Back at the house, I tried to look at the files I'd supposedly downloaded (with much advertising annoyance) using Website Downloader. But the HTML documents were unreadable and the _cache document was a bunch of encrypted data. If there was a way to view the supposedly "downloaded" webpage, I couldn't figure out what it was. Later in the day, a Google search would teach me that the best way to save webpages locally was to view them in Chrome (as opposed to Opera Mini, which I've been using for its ad suppression) and select Print from the cairn menu (the three stacked dots). The page ends up as a PDF in the Download directory, where it can be viewed by a desktop's PDF viewer.
In my description of these technical issues, I've simplified what actually happened, since it involved two separate walks to the cellphone spot. For the second one, I was under the influence of a 50 milligram recreational dose of Vyvanse.
This evening Gretchen made Korean tacos using kimchi and gochujang sauce. After eating them on the deck, we went on a paddle around the pond in the two-person kayak. The dogs appeared on the dock when we were well out on the water, and soon gave up on us and went off on another of their sundown adventures.
Later this evening, I watched the movie Rubber, which my boss had told me I would like. I thought it gratuitously self-aware and annoyingly fourth-wall attacking.
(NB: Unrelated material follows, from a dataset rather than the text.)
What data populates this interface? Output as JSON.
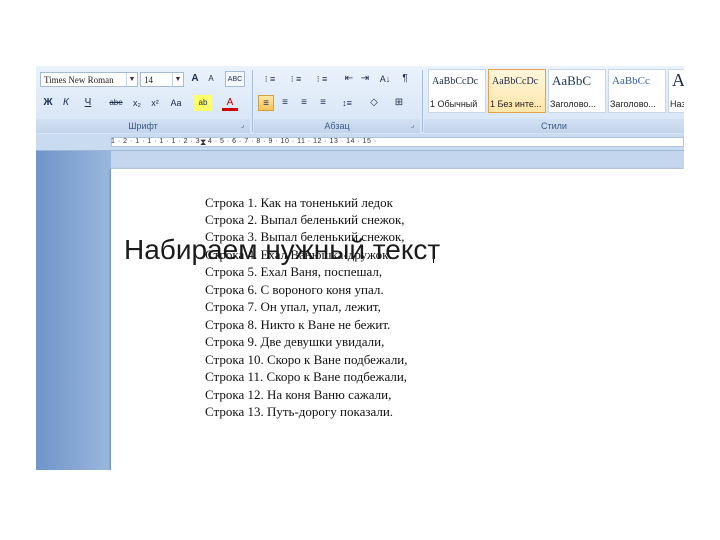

It could've been either funnier or scarier, but in trying to be both, it wasn't even really mediocre. On top of all that, it took itself far too seriously.
While I was watching that movie and Gretchen was nearby on the couch reading something, Neville deftly captured and immediately killed a mouse he'd seen running across the floor. I never got a good look at the murdered mouse, but, based on its companion (who I later saw; I got the feeling that he or she was distraught), it had been a deer mouse.
At somewhat past 11:00pm, I hiked out again to the cellphone spot to download the latest Donald Trump outrages, particularly his latest seeming tacit-endorsement of a Hillary Clinton assassination.